In order to further illustrate the performance of FDD, the average gradient [1922] of enhanced images in Fig. 5 are given. See Table 2.

Table 2 DV/BV and average gradient in Fig. 5

As shown in Table 2, the values of DV/BV with Laplacian operator, Butterworth high-pass filter and FDD are greater than that of the origin image. Although Butterworth high-pass filter has the greatest DV/BV value, the enhanced image becomes dark, so extraneous noise is introduced. Although Laplacian operator has the greatest average gradient value, the enhanced image is over sharp. Comparing with TFD, both the average gradient and DV/BV by FDD are greater than that by TFD, which means FDD can enhance both the margins and the textures. Therefore, FDD could nonlinearly preserve the low-frequency contour feature in the smooth area to the furthest degree, and as well as, nonlinearly enhance high-frequency marginal information in those areas where gray scale changes frequently. FDD could nonlinearly enhance the comprehensive texture details.

4 Conclusion

The paper introduces the concept and theory of FDD. The coefficients of FDD along the eight directions in the image plane are not the same, which can reflect different fractional change rates along different directions and is benefit to enlarge the differences among textures.
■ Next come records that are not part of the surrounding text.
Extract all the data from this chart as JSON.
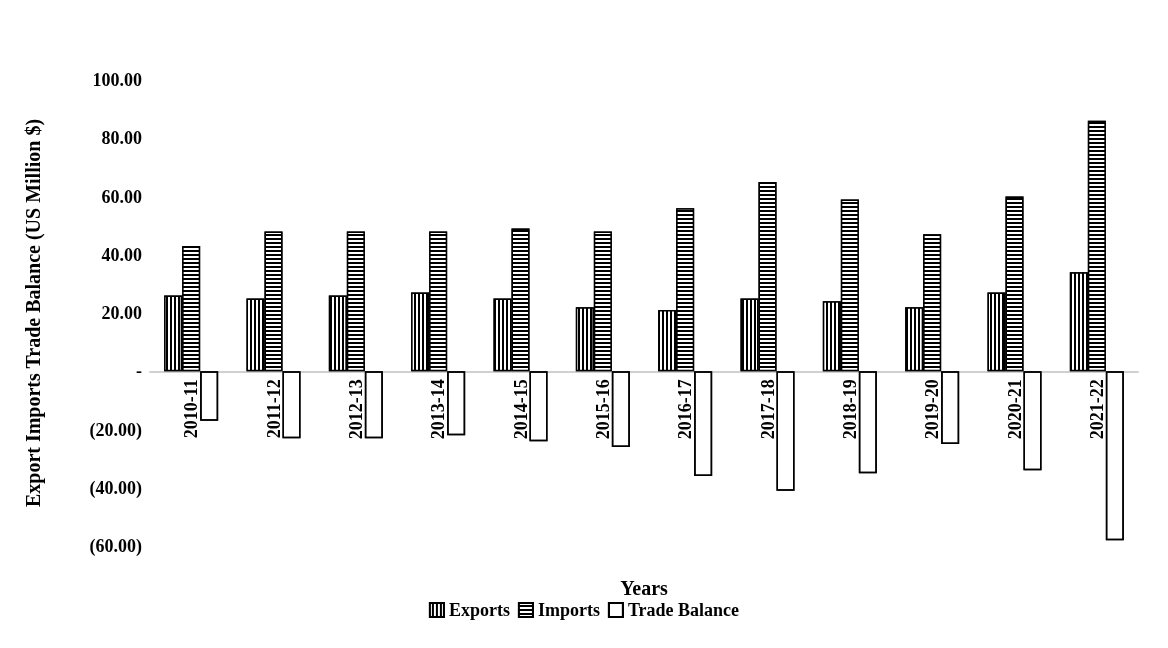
{
  "chart_data": {
    "type": "bar",
    "xlabel": "Years",
    "ylabel": "Export Imports Trade Balance (US Million $)",
    "categories": [
      "2010-11",
      "2011-12",
      "2012-13",
      "2013-14",
      "2014-15",
      "2015-16",
      "2016-17",
      "2017-18",
      "2018-19",
      "2019-20",
      "2020-21",
      "2021-22"
    ],
    "series": [
      {
        "name": "Exports",
        "color": "#000000",
        "values": [
          26,
          25,
          26,
          27,
          25,
          22,
          21,
          25,
          24,
          22,
          27,
          34
        ]
      },
      {
        "name": "Imports",
        "color": "#000000",
        "values": [
          43,
          48,
          48,
          48,
          49,
          48,
          56,
          65,
          59,
          47,
          60,
          86
        ]
      },
      {
        "name": "Trade Balance",
        "color": "#ffffff",
        "values": [
          -17,
          -23,
          -23,
          -22,
          -24,
          -26,
          -36,
          -41,
          -35,
          -25,
          -34,
          -58
        ]
      }
    ],
    "ylim": [
      -60,
      100
    ],
    "yticks": [
      {
        "value": -60,
        "label": "(60.00)"
      },
      {
        "value": -40,
        "label": "(40.00)"
      },
      {
        "value": -20,
        "label": "(20.00)"
      },
      {
        "value": 0,
        "label": "-"
      },
      {
        "value": 20,
        "label": "20.00"
      },
      {
        "value": 40,
        "label": "40.00"
      },
      {
        "value": 60,
        "label": "60.00"
      },
      {
        "value": 80,
        "label": "80.00"
      },
      {
        "value": 100,
        "label": "100.00"
      }
    ],
    "grid": false,
    "legend": "bottom"
  }
}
Compared with Laplacian operator, Butterworth high-pass filter and TFD, the experiments indicate that Laplacian operator makes enhanced image over sharp and introduces extraneous noise; the grey range of enhanced images by Butterworth high-pass filter becomes narrower, so some detail information lose. Although TFD can enhance image non-linearly, the amplitude is smaller than FDD. Therefore, FDD achieves better enhanced effect than the above three operators. Therefore, FDD is a new method and technology for image enhancement.